Por mais que os consoles digitais tenham sido recusados por alguns técnicos quando começaram a chegar ao mercado nacional, é quase unânime a opinião de que seu surgimento trouxe muito mais facilidades do que problemas, principalmente se considerarmos os aspectos citados acima.

CONCLUSÃO

Um festival é um acontecimento que foge bastante à rotina de um show normal de uma banda, já que algumas práticas normalmente utilizadas serão deixadas de lado em prol do evento como um todo. Muitas vezes, até por causa do tempo menor e limitado, a banda pode não precisar de todos os canais que utiliza em suas apresentações, sendo comum que artistas mais experientes possuam um setlist especial para festivais (com um apanhado de seus maiores sucessos). De posse desta lista, será possível eliminar os canais que não serão utilizados (já que determinadas músicas não serão tocadas), possibilitando a otimização do pouco tempo disponível.

Como mudanças de palco são inevitáveis nos festivais, devemos ter o cuidado de marcar a posição no palco de todos os praticáveis, monitores e amplificadores após a passagem de som, para posicioná-los novamente quando voltarmos com a banda.

Um bom line check antes de liberar a banda para entrar no palco também é fundamental para se ter certeza de que todos os canais estão conectados corretamente.
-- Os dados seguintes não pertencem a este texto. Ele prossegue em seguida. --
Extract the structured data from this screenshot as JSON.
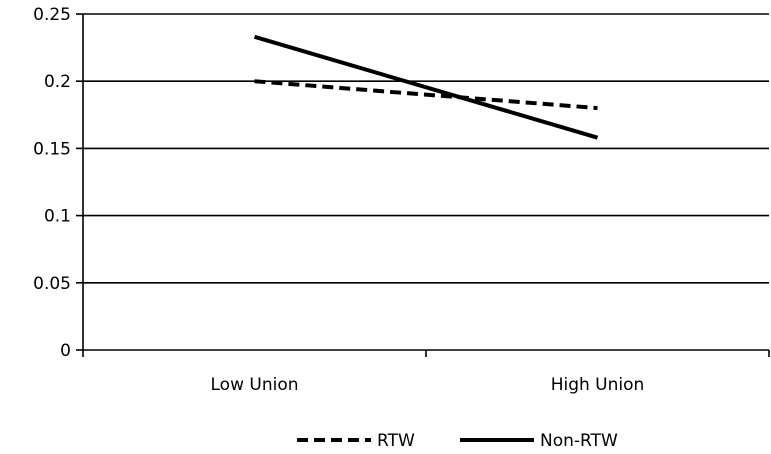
{
  "chart_data": {
    "type": "line",
    "categories": [
      "Low Union",
      "High Union"
    ],
    "series": [
      {
        "name": "RTW",
        "values": [
          0.2,
          0.18
        ],
        "style": "dashed",
        "color": "#000000"
      },
      {
        "name": "Non-RTW",
        "values": [
          0.233,
          0.158
        ],
        "style": "solid",
        "color": "#000000"
      }
    ],
    "y_ticks": [
      "0",
      "0.05",
      "0.1",
      "0.15",
      "0.2",
      "0.25"
    ],
    "ylim": [
      0,
      0.25
    ],
    "grid": true,
    "legend_position": "bottom",
    "title": "",
    "xlabel": "",
    "ylabel": ""
  }
}
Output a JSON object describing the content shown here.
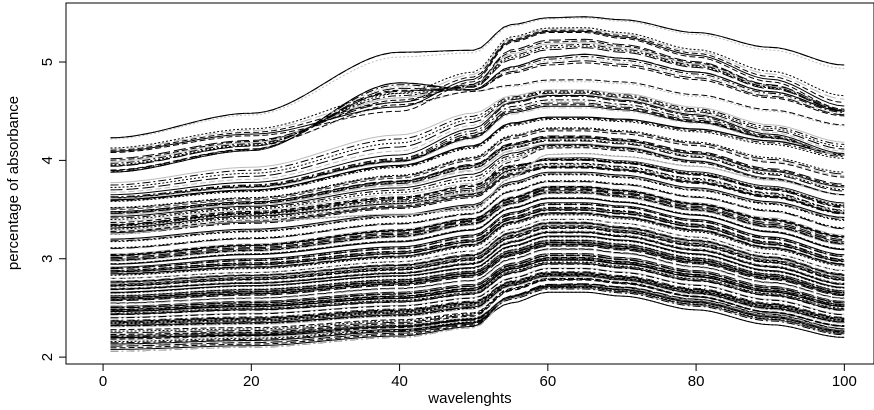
{
  "chart_data": {
    "type": "line",
    "title": "",
    "xlabel": "wavelenghts",
    "ylabel": "percentage of absorbance",
    "xlim": [
      -5,
      104
    ],
    "ylim": [
      1.93,
      5.6
    ],
    "xticks": [
      0,
      20,
      40,
      60,
      80,
      100
    ],
    "yticks": [
      2,
      3,
      4,
      5
    ],
    "grid": false,
    "legend": "none",
    "x_range": [
      1,
      100
    ],
    "series_count": 215,
    "line_color": "#000000",
    "secondary_line_color": "#bdbdbd",
    "line_styles": [
      "solid",
      "dashed",
      "long-dashed",
      "dotted",
      "dot-dash"
    ],
    "profile": {
      "description": "Each curve is a smooth absorbance spectrum: gentle rise from x=1, small bump near x=40-43, steep rise between x=50 and x=60, broad peak near x=62-66, then decline to x=100.",
      "x": [
        1,
        20,
        40,
        50,
        55,
        60,
        65,
        70,
        80,
        90,
        100
      ]
    },
    "series": [
      {
        "values": [
          4.23,
          4.48,
          5.1,
          5.12,
          5.38,
          5.45,
          5.46,
          5.43,
          5.3,
          5.15,
          4.97
        ]
      },
      {
        "values": [
          4.08,
          4.25,
          4.5,
          4.8,
          5.2,
          5.3,
          5.3,
          5.24,
          5.05,
          4.8,
          4.52
        ]
      },
      {
        "values": [
          3.88,
          4.1,
          4.79,
          4.72,
          4.95,
          5.05,
          5.08,
          5.04,
          4.9,
          4.7,
          4.5
        ]
      },
      {
        "values": [
          3.95,
          4.15,
          4.55,
          4.7,
          4.75,
          4.8,
          4.8,
          4.78,
          4.65,
          4.5,
          4.35
        ]
      },
      {
        "values": [
          3.63,
          3.75,
          4.02,
          4.3,
          4.58,
          4.65,
          4.65,
          4.6,
          4.45,
          4.25,
          4.05
        ]
      },
      {
        "values": [
          3.6,
          3.7,
          3.95,
          4.15,
          4.38,
          4.44,
          4.44,
          4.42,
          4.32,
          4.2,
          4.06
        ]
      },
      {
        "values": [
          3.5,
          3.6,
          3.82,
          4.0,
          4.22,
          4.3,
          4.3,
          4.27,
          4.15,
          3.98,
          3.83
        ]
      },
      {
        "values": [
          3.45,
          3.55,
          3.75,
          3.9,
          4.1,
          4.17,
          4.17,
          4.14,
          4.0,
          3.82,
          3.65
        ]
      },
      {
        "values": [
          3.25,
          3.38,
          3.45,
          3.5,
          3.82,
          4.06,
          4.07,
          4.04,
          3.94,
          3.8,
          3.65
        ]
      },
      {
        "values": [
          3.35,
          3.47,
          3.62,
          3.75,
          3.95,
          4.0,
          4.0,
          3.97,
          3.85,
          3.7,
          3.52
        ]
      },
      {
        "values": [
          3.2,
          3.3,
          3.45,
          3.55,
          3.78,
          3.88,
          3.88,
          3.85,
          3.72,
          3.58,
          3.42
        ]
      },
      {
        "values": [
          3.1,
          3.2,
          3.35,
          3.45,
          3.68,
          3.78,
          3.78,
          3.75,
          3.62,
          3.48,
          3.3
        ]
      },
      {
        "values": [
          3.0,
          3.1,
          3.25,
          3.38,
          3.58,
          3.7,
          3.7,
          3.66,
          3.52,
          3.35,
          3.18
        ]
      },
      {
        "values": [
          2.95,
          3.05,
          3.18,
          3.3,
          3.52,
          3.62,
          3.62,
          3.58,
          3.45,
          3.28,
          3.1
        ]
      },
      {
        "values": [
          2.9,
          2.98,
          3.1,
          3.22,
          3.45,
          3.55,
          3.55,
          3.52,
          3.38,
          3.2,
          3.02
        ]
      },
      {
        "values": [
          2.85,
          2.92,
          3.03,
          3.15,
          3.38,
          3.47,
          3.47,
          3.43,
          3.3,
          3.12,
          2.95
        ]
      },
      {
        "values": [
          2.8,
          2.86,
          2.97,
          3.08,
          3.3,
          3.4,
          3.4,
          3.36,
          3.22,
          3.05,
          2.88
        ]
      },
      {
        "values": [
          2.75,
          2.82,
          2.92,
          3.02,
          3.25,
          3.35,
          3.35,
          3.3,
          3.17,
          3.0,
          2.82
        ]
      },
      {
        "values": [
          2.7,
          2.76,
          2.86,
          2.96,
          3.18,
          3.28,
          3.28,
          3.24,
          3.1,
          2.93,
          2.75
        ]
      },
      {
        "values": [
          2.65,
          2.72,
          2.82,
          2.9,
          3.12,
          3.22,
          3.22,
          3.18,
          3.04,
          2.87,
          2.7
        ]
      },
      {
        "values": [
          2.6,
          2.66,
          2.76,
          2.85,
          3.06,
          3.16,
          3.16,
          3.12,
          2.98,
          2.82,
          2.65
        ]
      },
      {
        "values": [
          2.55,
          2.6,
          2.7,
          2.78,
          3.0,
          3.1,
          3.1,
          3.06,
          2.92,
          2.76,
          2.6
        ]
      },
      {
        "values": [
          2.5,
          2.55,
          2.64,
          2.72,
          2.93,
          3.03,
          3.03,
          2.99,
          2.86,
          2.7,
          2.55
        ]
      },
      {
        "values": [
          2.45,
          2.5,
          2.58,
          2.66,
          2.88,
          2.97,
          2.97,
          2.93,
          2.8,
          2.65,
          2.5
        ]
      },
      {
        "values": [
          2.4,
          2.44,
          2.52,
          2.6,
          2.8,
          2.9,
          2.9,
          2.86,
          2.73,
          2.58,
          2.43
        ]
      },
      {
        "values": [
          2.35,
          2.38,
          2.46,
          2.54,
          2.75,
          2.84,
          2.84,
          2.8,
          2.67,
          2.52,
          2.38
        ]
      },
      {
        "values": [
          2.28,
          2.3,
          2.38,
          2.45,
          2.7,
          2.8,
          2.8,
          2.76,
          2.62,
          2.46,
          2.32
        ]
      },
      {
        "values": [
          2.22,
          2.25,
          2.33,
          2.4,
          2.62,
          2.72,
          2.72,
          2.68,
          2.55,
          2.4,
          2.25
        ]
      },
      {
        "values": [
          2.2,
          2.22,
          2.28,
          2.35,
          2.55,
          2.66,
          2.66,
          2.62,
          2.48,
          2.33,
          2.2
        ]
      },
      {
        "values": [
          2.06,
          2.1,
          2.2,
          2.3,
          2.6,
          2.72,
          2.73,
          2.7,
          2.58,
          2.43,
          2.28
        ]
      }
    ]
  }
}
Sempre verifico se os mais importantes estão soando corretamente no PA, sendo que não existe a menor possibilidade de eu iniciar um show, principalmente em um festival, sem checar o canal de voz com o PA aberto. Nada é mais frustrante do que começar a apresentação com um problema sério no canal da voz.

Mesmo com o tempo limitado de um festival, é sempre bom ter uma música pré-show preparada para ser tocada, permitindo que a plateia possa entrar melhor no clima da banda, "apagando" um pouco o som deixado pelo grupo anterior.

Como alguns festivais podem ter transmissão para rádio ou TV, é importante acertar previamente os detalhes entre a produção da banda e a produção do evento, eliminando quaisquer dúvidas existentes. Caso haja outro técnico fazendo esta mixagem separada, tenha sempre um setlist com anotações (indicação dos instrumentos utilizados em determinadas músicas, em quais músicas existem solos...) que auxiliem o trabalho dele.

Festivais são situações atípicas que merecem bastante cuidado. É de extrema importância a capacidade de adaptação, sempre pensando no evento como um todo, sem, é claro, prejudicar a performance da banda para a qual trabalhamos. E repito: o maior ganho será o intercâmbio com outros técnicos e bandas, algo que sempre nos aprimora profissionalmente.